LONDON -- Kvaerner PLC is on the brink of taking a lawsuit to the European Court of Justice in an effort to prove current cross-border taxation of pension assets in the European Union is illegal.
Larry Simpson, chairman of the board of trustees for the London-based Kvaerner PLC Pension Fund, said the engineering firm would consider putting a test case together once it had approval from senior management and the board of trustees.
The next trustee meeting takes place at the end of March.
"I want to do it. . . . The problem is we have a relatively small number of employees in each EU country and we would like to roll each of these pension plans into one master plan for Europe," he added.
The group's European pension assets are worth 2 billion ($3.2 billion).
Kvaerner is one of a group of roughly 15 multinational companies that make up the Pan-European Pensions Group.

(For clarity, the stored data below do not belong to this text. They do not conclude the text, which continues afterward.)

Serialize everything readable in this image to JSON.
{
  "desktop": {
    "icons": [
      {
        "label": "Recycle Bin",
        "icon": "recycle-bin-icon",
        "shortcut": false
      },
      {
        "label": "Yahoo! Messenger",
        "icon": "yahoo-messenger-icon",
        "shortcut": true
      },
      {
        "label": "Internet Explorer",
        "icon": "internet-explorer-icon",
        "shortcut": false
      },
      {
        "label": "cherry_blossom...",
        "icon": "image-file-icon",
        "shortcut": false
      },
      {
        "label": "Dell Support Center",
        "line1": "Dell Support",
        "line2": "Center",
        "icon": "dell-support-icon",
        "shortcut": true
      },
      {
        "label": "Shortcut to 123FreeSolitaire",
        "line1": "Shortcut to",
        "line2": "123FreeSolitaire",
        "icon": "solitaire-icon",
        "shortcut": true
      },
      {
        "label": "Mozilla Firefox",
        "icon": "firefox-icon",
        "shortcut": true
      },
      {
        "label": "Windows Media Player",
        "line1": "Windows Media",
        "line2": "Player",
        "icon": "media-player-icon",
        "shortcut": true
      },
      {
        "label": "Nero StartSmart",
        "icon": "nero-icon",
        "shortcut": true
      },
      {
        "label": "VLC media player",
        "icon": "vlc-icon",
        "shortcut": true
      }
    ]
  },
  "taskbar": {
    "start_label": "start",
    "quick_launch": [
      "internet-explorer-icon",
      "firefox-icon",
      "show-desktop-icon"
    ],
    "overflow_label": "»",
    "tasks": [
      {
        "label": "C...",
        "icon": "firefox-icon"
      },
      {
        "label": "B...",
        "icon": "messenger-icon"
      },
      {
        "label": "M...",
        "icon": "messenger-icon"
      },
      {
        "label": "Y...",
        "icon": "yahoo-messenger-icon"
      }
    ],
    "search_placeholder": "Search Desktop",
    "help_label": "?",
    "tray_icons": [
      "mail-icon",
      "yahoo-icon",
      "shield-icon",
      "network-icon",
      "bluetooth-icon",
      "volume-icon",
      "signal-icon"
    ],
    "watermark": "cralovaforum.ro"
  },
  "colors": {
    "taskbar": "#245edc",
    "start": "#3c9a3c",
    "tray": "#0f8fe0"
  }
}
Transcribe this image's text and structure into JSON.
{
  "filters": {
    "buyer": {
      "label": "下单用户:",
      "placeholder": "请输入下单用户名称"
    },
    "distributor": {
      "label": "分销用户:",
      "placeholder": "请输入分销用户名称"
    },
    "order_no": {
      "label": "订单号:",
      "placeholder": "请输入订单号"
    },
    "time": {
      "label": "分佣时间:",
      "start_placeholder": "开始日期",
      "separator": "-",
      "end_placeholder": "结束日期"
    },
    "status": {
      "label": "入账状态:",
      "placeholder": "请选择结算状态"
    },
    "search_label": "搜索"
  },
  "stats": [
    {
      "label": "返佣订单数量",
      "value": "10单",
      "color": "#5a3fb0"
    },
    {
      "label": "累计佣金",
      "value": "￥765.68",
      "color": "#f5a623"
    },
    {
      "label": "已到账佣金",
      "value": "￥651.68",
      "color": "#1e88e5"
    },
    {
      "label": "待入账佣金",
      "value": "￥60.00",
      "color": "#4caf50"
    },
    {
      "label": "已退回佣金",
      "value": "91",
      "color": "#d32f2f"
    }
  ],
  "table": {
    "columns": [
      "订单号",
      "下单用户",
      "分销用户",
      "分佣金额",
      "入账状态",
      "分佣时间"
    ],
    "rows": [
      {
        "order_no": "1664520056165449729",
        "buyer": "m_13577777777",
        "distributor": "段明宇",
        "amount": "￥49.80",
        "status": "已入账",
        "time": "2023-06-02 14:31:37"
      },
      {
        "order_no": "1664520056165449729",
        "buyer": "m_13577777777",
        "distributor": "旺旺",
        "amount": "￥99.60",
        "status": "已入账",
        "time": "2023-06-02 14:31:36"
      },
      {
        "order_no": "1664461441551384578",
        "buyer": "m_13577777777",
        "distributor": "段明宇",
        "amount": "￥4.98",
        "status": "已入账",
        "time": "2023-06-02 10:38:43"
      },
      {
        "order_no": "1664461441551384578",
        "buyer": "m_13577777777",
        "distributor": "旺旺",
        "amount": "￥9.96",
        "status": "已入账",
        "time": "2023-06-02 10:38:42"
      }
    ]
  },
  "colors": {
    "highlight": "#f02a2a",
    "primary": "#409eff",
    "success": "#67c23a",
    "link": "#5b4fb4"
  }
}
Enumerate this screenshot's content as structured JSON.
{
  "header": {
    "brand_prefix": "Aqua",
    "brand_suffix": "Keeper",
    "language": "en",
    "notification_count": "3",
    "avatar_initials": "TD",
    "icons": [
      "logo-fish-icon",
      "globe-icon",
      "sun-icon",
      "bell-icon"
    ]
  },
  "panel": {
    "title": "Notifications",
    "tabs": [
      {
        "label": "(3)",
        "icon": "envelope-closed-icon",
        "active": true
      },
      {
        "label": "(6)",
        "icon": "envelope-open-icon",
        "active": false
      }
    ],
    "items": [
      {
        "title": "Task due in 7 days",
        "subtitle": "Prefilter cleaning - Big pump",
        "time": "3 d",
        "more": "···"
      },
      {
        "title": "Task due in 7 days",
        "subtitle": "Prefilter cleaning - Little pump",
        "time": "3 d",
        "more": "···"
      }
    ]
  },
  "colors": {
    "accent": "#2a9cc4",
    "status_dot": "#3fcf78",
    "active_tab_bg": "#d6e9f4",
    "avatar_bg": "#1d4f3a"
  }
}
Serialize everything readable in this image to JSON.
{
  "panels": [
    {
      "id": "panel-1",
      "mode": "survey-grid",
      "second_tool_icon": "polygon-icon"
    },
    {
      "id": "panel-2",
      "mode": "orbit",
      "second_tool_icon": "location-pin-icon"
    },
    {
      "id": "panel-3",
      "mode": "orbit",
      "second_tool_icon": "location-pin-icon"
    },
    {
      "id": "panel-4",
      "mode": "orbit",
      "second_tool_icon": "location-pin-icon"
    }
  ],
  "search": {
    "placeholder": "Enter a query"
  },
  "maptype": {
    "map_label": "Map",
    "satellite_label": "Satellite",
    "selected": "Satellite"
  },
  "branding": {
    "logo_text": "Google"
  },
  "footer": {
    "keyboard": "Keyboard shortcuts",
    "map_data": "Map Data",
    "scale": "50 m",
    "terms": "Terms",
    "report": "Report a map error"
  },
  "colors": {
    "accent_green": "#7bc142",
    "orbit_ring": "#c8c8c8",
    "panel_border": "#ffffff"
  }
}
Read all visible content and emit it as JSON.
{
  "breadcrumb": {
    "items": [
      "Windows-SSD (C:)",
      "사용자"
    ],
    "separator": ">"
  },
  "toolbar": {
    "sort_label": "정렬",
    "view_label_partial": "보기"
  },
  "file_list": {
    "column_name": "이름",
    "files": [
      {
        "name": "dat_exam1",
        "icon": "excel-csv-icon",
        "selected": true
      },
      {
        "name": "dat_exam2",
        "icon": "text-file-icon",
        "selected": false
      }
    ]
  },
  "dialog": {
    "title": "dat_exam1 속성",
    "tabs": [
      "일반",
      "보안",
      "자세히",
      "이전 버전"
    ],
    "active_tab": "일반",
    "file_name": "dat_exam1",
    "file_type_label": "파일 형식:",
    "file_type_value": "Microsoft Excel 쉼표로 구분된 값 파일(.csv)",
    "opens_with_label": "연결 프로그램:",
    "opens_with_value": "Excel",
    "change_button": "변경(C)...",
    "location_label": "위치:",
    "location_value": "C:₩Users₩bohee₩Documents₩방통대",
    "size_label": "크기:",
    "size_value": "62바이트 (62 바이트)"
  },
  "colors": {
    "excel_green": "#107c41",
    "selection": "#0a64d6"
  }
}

Others include law firms Linklaters & Alliance and Eversheds PLC, both of London; and consultant William M. Mercer Ltd., also of London. The group was set up in September to sponsor a test case at the European Court of Justice to show that cross-border taxation arrangements prevent the free flow of employees in the European Union. Free flow of goods and labor is one of the key principles of the European Union.
"The European Commission would like freedom of movement, but the national governments are not necessarily as enthusiastic. We think the taxation methodology, not necessarily the rates, should be common across Europe," said Mr. Simpson.
Two other members of the group, so far unnamed, also are considering taking legal action, he said. But Kvaerner has yet to decide which of its subsidiaries will launch the first case and which sovereign power will be targeted first.
To take a case to the European Court of Justice, the plaintiff must have his or her case referred by the courts of a European Union member state. Kvaerner most likely would trigger the lawsuit by transferring a member of staff between two EU countries. The company then would approach the revenue authorities in one of those countries to apply for a refund of any tax payments. If the application were refused, Kvaerner then would be likely to launch an appeal, said Geoffrey Furlonger, chairman of the PEPG and European Partner at William M. Mercer.
Swiss Life (Belgium), Brussels, also is a member of the group but would not consider launching a lawsuit in its own name as the firm is an insurance company rather than a corporate plan sponsor, said Lieven van den Meersche, representative to the PEPG from Swiss Life (Belgium).
"What we really want is a platform on which we really talk European on this issue. . . . The dream of all benefit managers is to look at Europe as one country, but that's a far away dream," he added.
Skeptics have warned it could take up to eight years for the European Court of Justice to make a ruling. But a legal source close to the case said three to four years is more likely.
Cross-border taxation is one the biggest stumbling blocks for multinational companies that want to merge their European pension assets and liabilities.
At this stage, the EU directorate dealing with tax issues has set out only the principles on which it would like cross-border taxation to be managed. These are:
* no discrimination;
* no harmonization; and
* no loss of tax revenue.
"Squaring the circle is much easier," said Adam Lessing, executive director, Goldman Sachs Asset Management International Ltd., London.